Ekosistemi son derece dengeli olan Çanakkale’nin Ayvacık ilçesinde konumlanan Simurg Inn, turizm ve gastronomi kültürü için özel anlamlar taşıyan ve yaşatan bir mekân olarak kâşif ruhluları Kaz Dağları’na çağırıyor. Otelin kurucusu ve vizyoner yöneticisi Dilara Karabay, yaşam gustosunu mekânın her noktasına yansıtmış. İstanbul’da uzun yıllar mücevher tasarımı yapıp Ahmetçe Köyü’ne gelen Karabay, sekiz odalı taş binayı sıradanın çok ötesinde, rafine bir lüks anlayışıyla yönetiyor. Otelin son iş birliği ise İstanbul kent ve yemek kültürüne hâkim olanların hatırlayacakları bir mekân: Mabou.
Mabou, Asmalımescit’te, kaliteli Akdeniz mutfağı sunan bir restoran olarak biliniyor. Cem Ekşi ve Pınar Karasu’nun kurdukları mekân yaz sezonunu, Simurg Inn’in sahilindeki lezzet düşkünlerine hizmet vererek geçiriyor. Mabou’ya gelip, Midilli’nin karşısına hazırlanmış masadaki tabakların üzerinde doğanın bereketi olan zeytin dallarını gördüğümde şehir hayatının gürültüsünü ardımda bırakıp, dinginliğe bir adım attım sanki. Burada doğa ile mükemmel bir ilişki kurulmuş.

Yaşamın ince ayrıntılarına dokunmak
Mabou’nun menüsü hem çok yerel hem de oldukça evrensel.
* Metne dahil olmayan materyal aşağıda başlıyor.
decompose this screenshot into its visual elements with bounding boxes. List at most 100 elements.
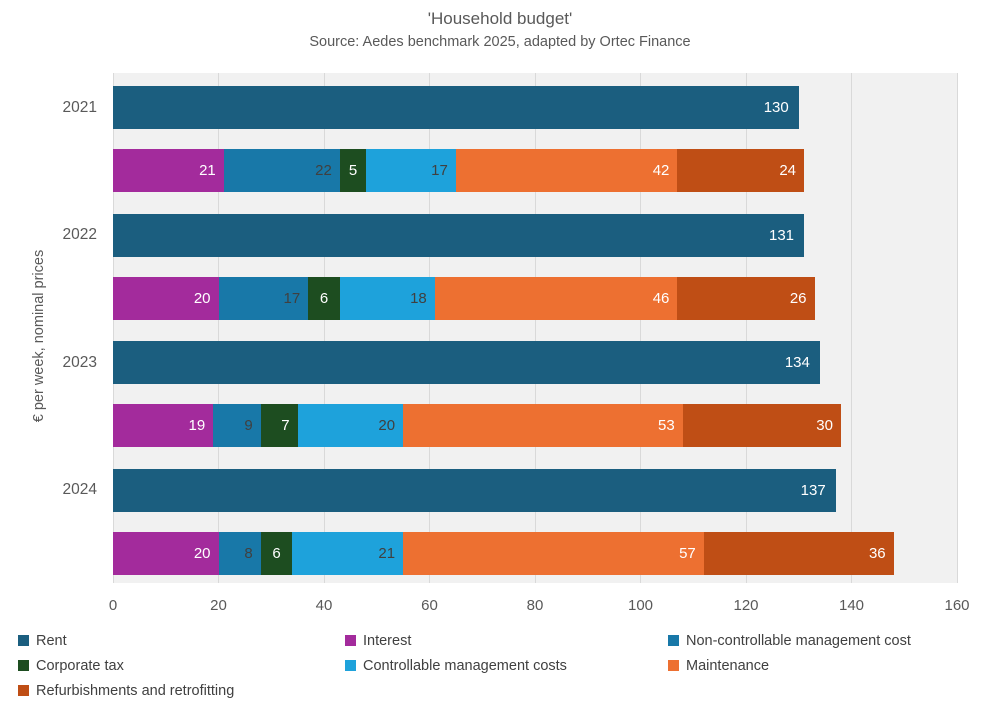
bar-segment-refurbishments-and-retrofitting: 24 [677, 149, 804, 192]
legend-label: Rent [36, 632, 67, 649]
legend-swatch [18, 635, 29, 646]
category-label: 2021 [62, 98, 97, 116]
bar-value-label: 26 [789, 289, 807, 307]
chart-title: 'Household budget' [427, 9, 573, 28]
bar-segment-maintenance: 42 [455, 149, 678, 192]
gridline [534, 73, 536, 583]
bar-segment-controllable-management-costs: 17 [366, 149, 456, 192]
x-axis-tick-label: 100 [627, 597, 654, 614]
bar-segment-refurbishments-and-retrofitting: 26 [677, 276, 815, 320]
bar-segment-maintenance: 46 [434, 276, 678, 320]
bar-costs-stack: 20 8 6 21 57 36 [113, 531, 957, 575]
gridline [956, 73, 958, 583]
bar-segment-non-controllable-management-cost: 8 [218, 531, 261, 575]
category-label: 2022 [62, 226, 97, 243]
bar-value-label: 5 [348, 162, 358, 179]
bar-value-label: 20 [193, 544, 211, 562]
gridline [323, 73, 325, 583]
bar-value-label: 19 [188, 417, 206, 434]
legend-swatch [345, 635, 356, 646]
gridline [112, 73, 114, 583]
bar-value-label: 46 [652, 289, 670, 307]
bar-value-label: 20 [193, 289, 211, 307]
gridline [429, 73, 430, 583]
gridline [851, 73, 852, 583]
bar-value-label: 21 [378, 544, 396, 562]
bar-value-label: 42 [652, 162, 670, 179]
legend-item-controllable-management-costs: Controllable management costs [345, 658, 668, 674]
bar-segment-controllable-management-costs: 20 [297, 404, 404, 447]
bar-rent: 130 [113, 86, 799, 129]
legend-item-non-controllable-management-cost: Non-controllable management cost [668, 633, 982, 649]
bar-value-label: 6 [319, 289, 329, 307]
legend-label: Corporate tax [36, 657, 124, 674]
bar-segment-corporate-tax: 7 [260, 404, 298, 447]
category-label: 2024 [62, 481, 97, 498]
bar-value-label: 24 [779, 162, 796, 179]
legend-swatch [18, 660, 29, 671]
bar-value-label: 8 [244, 544, 253, 562]
legend-item-rent: Rent [18, 633, 345, 649]
bar-value-label: 30 [816, 417, 833, 434]
bar-segment-corporate-tax: 5 [339, 149, 367, 192]
x-axis-tick-label: 160 [944, 597, 970, 614]
x-axis-tick-label: 20 [210, 597, 227, 614]
bar-rent: 134 [113, 341, 820, 384]
bar-segment-refurbishments-and-retrofitting: 30 [682, 404, 841, 447]
bar-value-label: 6 [272, 544, 281, 562]
bar-value-label: 17 [431, 162, 448, 179]
legend-label: Interest [363, 632, 412, 649]
bar-segment-interest: 20 [113, 276, 219, 320]
bar-value-label: 22 [315, 162, 332, 179]
legend-swatch [668, 660, 679, 671]
x-axis-tick-label: 140 [838, 597, 865, 614]
bar-segment-interest: 21 [113, 149, 224, 192]
bar-value-label: 21 [199, 162, 216, 179]
bar-value-label: 17 [283, 289, 301, 307]
bar-value-label: 18 [410, 289, 427, 307]
bar-segment-interest: 19 [113, 404, 214, 447]
bar-value-label: 134 [784, 354, 810, 371]
bar-value-label: 130 [763, 99, 789, 116]
bar-segment-controllable-management-costs: 21 [292, 531, 404, 575]
legend: Rent Interest Non-controllable management … [18, 628, 982, 703]
gridline [640, 73, 641, 583]
legend-item-interest: Interest [345, 633, 668, 649]
legend-label: Non-controllable management cost [686, 632, 911, 649]
bar-value-label: 131 [768, 226, 795, 244]
bar-rent: 137 [113, 468, 836, 512]
bar-segment-corporate-tax: 6 [260, 531, 293, 575]
bar-segment-non-controllable-management-cost: 9 [213, 404, 261, 447]
bar-value-label: 7 [281, 417, 290, 434]
bar-value-label: 57 [679, 544, 696, 562]
x-axis-tick-label: 40 [315, 597, 333, 614]
bar-value-label: 20 [378, 417, 396, 434]
legend-item-refurbishments-and-retrofitting: Refurbishments and retrofitting [18, 683, 345, 699]
gridline [218, 73, 219, 583]
x-axis-tick-label: 80 [526, 597, 544, 614]
bar-value-label: 137 [800, 481, 826, 499]
bar-segment-controllable-management-costs: 18 [339, 276, 435, 320]
legend-label: Controllable management costs [363, 657, 567, 674]
bar-segment-refurbishments-and-retrofitting: 36 [703, 531, 894, 575]
gridline [745, 73, 747, 583]
bar-segment-non-controllable-management-cost: 22 [223, 149, 340, 192]
legend-label: Maintenance [686, 657, 770, 674]
x-axis-tick-label: 60 [421, 597, 438, 614]
legend-swatch [668, 635, 679, 646]
legend-item-corporate-tax: Corporate tax [18, 658, 345, 674]
chart-subtitle: Source: Aedes benchmark 2025, adapted by… [309, 34, 691, 50]
legend-swatch [345, 660, 356, 671]
bar-value-label: 9 [244, 417, 253, 434]
bar-segment-maintenance: 53 [403, 404, 683, 447]
plot-area: 130 21 22 5 17 42 24 131 20 17 6 18 46 26 134 19 9 7 20 53 3… [112, 73, 958, 583]
bar-segment-non-controllable-management-cost: 17 [218, 276, 309, 320]
bar-segment-interest: 20 [113, 531, 219, 575]
bar-segment-maintenance: 57 [403, 531, 704, 575]
legend-label: Refurbishments and retrofitting [36, 682, 235, 699]
x-axis-tick-label: 0 [108, 597, 118, 614]
bar-value-label: 53 [657, 417, 675, 434]
bar-costs-stack: 20 17 6 18 46 26 [113, 276, 957, 320]
category-label: 2023 [62, 353, 97, 371]
y-axis-title: € per week, nominal prices [31, 249, 47, 423]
Bir an Edremit Körfezi’ne açılırken başka bir zaman İtalyan havası kokluyorum. Şef Cem Ekşi, yerel ürünleri âdeta yaşamın ince ayrıntılarına dokunmak, onları koklamak isteyenler için reçetelendirmiş. Şef, “Buraya İstanbul’un ukalalığı ile geldik ama kısa sürede bölgenin tokadını yüzümüze yedik. Burada bambaşka bir dünya varmış” diyor.
Pera’daki Mabou’nun klasiklerindendir ekşi mayalı ekmek ve tereyağı. Ama Ahmetçe’de işler kentteki gibi yürümemiş. Kızıl buğday ekmeği ile sundukları tereyağı servis edilene kadar eridiği için doğal olarak zeytinyağına geçiş yapıyor Şef ve gülerek şöyle diyor: “Yağı ekmeğe süremiyorsak biz de ekmeği yağa banarız.” Bunun üzerine bol sulu ve bölgenin zeytinyağıyla harmanlanmış, serinletici ve iştah açıcı bir domates salatası geliyor önce ve Şef altını çize çize ekmeği salataya banarak yememizi istiyor.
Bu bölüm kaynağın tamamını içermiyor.